Mención Premio Literario Ojalá XIII edición
EL LOBO QUE ME HABITA
Autor: Viktor Carpa
Hace tiempo que me llama la atención, para asombro mío, que nunca te preguntes por qué un lobo de ojos sangrientos y afilados colmillos te persigue por todos los rincones de las fantasías de mi pensamiento. Y no encuentro salida segura para ti, por más que trato de buscarla, aunque me cuestiono por qué a ti ni siquiera te importe algo que a mi me abruma tanto. ¿Acaso te sientes infalible de doblegar a la fiera y salir airosa del trance?
Hace tiempo que cada vez que te encuentro agazapada en algún lugar ignoto de mi imaginario bosque y frente a ti al hambriento lobo, observo una imagen de tierna y hermosa certeza que me sorprende, siempre, aunque se repita día a día y noche tras noche, porque entonces entiendo lo que es asediar a alguien con hambre de lobo en esta atmósfera de horror que me duele.
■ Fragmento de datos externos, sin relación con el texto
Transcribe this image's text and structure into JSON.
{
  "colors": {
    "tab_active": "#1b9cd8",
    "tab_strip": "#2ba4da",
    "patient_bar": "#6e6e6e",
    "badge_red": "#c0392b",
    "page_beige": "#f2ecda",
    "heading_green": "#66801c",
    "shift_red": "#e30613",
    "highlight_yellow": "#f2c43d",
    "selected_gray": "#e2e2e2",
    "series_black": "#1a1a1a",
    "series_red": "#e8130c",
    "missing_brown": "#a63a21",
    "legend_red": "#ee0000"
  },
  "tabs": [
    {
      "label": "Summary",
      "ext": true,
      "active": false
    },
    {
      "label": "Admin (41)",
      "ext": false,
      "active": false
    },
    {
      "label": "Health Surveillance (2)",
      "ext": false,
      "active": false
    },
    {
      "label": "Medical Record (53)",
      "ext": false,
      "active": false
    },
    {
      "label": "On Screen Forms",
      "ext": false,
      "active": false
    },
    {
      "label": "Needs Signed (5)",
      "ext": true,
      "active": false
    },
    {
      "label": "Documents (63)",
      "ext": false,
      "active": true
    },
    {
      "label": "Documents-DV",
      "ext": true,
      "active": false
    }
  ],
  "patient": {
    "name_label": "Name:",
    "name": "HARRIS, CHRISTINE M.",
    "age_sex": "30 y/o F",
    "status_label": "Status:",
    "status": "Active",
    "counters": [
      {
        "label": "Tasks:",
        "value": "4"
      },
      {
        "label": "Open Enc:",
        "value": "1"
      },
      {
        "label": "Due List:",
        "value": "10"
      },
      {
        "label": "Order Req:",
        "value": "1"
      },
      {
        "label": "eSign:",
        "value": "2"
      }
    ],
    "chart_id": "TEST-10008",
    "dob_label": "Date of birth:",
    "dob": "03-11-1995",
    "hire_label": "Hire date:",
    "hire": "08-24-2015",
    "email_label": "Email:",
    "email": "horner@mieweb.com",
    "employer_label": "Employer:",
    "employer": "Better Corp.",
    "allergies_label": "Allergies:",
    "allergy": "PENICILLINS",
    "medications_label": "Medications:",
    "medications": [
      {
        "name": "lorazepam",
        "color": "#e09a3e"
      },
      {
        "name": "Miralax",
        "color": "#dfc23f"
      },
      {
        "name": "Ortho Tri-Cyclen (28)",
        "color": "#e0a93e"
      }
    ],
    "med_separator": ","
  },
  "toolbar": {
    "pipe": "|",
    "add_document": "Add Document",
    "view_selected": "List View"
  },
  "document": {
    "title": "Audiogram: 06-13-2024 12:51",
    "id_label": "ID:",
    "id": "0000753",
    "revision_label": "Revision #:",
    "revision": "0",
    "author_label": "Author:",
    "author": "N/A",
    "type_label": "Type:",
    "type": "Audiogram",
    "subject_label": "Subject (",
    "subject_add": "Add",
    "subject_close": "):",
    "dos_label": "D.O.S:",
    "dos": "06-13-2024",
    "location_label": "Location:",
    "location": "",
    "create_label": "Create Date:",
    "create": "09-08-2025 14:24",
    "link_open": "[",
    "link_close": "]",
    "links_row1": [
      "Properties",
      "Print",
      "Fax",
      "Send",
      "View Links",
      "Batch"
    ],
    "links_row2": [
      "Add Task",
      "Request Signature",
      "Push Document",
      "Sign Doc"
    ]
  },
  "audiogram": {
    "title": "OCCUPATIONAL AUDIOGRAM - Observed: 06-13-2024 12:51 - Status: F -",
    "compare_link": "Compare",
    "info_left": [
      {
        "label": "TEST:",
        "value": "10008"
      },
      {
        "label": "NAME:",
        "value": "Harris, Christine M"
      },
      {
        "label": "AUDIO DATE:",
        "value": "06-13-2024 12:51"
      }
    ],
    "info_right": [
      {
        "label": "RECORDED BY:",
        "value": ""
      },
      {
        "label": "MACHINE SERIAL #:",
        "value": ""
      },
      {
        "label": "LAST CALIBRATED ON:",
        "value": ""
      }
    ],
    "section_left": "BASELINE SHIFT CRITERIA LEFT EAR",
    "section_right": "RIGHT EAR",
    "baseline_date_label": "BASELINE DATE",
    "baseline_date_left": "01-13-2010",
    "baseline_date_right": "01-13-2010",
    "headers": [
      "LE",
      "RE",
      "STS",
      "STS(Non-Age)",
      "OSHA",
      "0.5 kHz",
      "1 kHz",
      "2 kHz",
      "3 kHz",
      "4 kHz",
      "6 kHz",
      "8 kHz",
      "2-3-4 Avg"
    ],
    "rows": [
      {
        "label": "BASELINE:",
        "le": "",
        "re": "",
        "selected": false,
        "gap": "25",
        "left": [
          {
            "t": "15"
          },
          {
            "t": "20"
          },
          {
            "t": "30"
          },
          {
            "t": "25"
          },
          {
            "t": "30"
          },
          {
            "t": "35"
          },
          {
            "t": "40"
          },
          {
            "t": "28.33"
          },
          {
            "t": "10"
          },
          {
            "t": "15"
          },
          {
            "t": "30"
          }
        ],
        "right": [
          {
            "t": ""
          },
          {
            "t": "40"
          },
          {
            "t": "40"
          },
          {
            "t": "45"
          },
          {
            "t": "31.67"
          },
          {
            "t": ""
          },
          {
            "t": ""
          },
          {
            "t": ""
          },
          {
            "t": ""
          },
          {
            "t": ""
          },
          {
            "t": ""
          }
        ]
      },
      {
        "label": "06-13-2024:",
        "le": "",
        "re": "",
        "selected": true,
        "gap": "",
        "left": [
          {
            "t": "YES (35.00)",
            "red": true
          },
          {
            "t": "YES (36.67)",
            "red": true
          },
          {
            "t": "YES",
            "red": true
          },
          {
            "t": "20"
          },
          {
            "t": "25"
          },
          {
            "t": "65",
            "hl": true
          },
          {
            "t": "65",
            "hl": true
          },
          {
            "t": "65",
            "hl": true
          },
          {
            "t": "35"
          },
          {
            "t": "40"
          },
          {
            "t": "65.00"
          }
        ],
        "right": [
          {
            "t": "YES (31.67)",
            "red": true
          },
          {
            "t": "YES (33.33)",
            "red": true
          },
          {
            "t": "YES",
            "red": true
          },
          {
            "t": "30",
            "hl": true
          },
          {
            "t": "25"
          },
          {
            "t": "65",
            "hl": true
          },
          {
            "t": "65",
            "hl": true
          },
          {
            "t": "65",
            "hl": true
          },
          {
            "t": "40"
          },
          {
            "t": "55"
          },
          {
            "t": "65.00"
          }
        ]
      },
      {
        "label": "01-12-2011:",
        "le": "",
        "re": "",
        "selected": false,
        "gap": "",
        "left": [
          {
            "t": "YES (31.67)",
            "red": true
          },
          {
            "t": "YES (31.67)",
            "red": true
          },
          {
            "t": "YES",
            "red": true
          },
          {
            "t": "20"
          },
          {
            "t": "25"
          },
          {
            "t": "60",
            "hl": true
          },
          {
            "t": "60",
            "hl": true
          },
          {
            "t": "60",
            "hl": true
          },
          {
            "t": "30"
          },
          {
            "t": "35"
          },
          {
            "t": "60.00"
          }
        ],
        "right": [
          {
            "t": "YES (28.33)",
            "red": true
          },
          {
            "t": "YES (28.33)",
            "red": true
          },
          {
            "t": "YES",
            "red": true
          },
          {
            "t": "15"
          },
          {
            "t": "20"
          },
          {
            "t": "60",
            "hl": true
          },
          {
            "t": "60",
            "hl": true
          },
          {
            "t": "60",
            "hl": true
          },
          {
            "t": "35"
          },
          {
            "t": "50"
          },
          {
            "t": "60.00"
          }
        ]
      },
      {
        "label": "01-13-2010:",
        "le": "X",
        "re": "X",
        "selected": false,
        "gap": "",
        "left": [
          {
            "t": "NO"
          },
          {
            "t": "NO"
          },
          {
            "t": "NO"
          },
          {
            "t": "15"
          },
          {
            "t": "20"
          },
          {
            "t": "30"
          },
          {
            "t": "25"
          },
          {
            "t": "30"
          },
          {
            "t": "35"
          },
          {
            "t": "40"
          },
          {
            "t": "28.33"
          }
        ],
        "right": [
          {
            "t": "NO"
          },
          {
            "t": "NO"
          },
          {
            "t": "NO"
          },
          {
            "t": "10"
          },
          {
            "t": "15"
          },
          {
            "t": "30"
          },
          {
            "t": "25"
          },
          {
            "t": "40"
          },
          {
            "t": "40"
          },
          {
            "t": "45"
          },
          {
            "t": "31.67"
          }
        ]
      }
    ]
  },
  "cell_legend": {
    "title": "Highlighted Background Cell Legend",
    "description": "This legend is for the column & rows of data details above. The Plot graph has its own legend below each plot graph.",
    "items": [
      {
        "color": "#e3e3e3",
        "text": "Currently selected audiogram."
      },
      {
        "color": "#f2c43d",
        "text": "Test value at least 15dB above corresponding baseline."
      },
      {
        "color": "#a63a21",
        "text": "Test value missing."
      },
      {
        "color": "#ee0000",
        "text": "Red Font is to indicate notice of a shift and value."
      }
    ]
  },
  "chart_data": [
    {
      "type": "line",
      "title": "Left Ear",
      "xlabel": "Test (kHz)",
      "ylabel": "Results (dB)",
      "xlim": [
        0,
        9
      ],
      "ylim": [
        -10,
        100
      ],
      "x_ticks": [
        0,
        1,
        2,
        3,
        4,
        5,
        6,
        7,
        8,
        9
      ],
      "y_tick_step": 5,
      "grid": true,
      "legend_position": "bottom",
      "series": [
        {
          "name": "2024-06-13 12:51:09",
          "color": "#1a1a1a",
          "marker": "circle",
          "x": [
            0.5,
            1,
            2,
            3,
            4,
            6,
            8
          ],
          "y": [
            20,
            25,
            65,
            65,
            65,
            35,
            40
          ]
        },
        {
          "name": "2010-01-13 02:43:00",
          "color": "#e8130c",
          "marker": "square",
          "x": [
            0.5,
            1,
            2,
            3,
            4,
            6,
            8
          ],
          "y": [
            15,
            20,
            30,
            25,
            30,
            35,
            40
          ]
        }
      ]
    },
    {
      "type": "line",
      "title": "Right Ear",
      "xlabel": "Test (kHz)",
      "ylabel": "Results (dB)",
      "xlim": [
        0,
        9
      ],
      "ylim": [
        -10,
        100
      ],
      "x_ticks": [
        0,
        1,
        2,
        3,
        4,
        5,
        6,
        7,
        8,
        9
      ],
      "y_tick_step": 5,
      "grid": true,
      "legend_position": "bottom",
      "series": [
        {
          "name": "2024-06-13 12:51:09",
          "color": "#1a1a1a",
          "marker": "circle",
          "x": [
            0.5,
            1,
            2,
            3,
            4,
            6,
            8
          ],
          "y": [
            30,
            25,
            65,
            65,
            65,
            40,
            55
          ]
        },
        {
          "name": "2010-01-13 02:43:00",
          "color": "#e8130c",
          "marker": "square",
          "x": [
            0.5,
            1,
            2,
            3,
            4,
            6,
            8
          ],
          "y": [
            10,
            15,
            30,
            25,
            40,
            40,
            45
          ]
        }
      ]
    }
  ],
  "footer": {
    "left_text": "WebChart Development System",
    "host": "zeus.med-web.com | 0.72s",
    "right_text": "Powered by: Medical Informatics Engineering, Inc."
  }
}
Hace tiempo que vendí mi alma al diablo, cambié salud por libertad para sentirme falsamente seguro en un mundo de inseguridades. Hace ya bastante tiempo que entré en un callejón sin salida, oscuro y mal oliente por unas promesas incumplidas y ahora soy víctima del dolor que me consume. Mi vida cada vez es menos real y aunque trato de avisarte de todo lo que viene acechándote, la maldad misma con disfraz de lobo, no lo consigo. Estoy poseído por algo que envuelve y toma vida propia arrebatándome lo mío, lo más íntimo, los deseos más personales, más humanos, para instalarme en un mundo que no controlo, que se me escapa de las manos y me daña y agota y consume.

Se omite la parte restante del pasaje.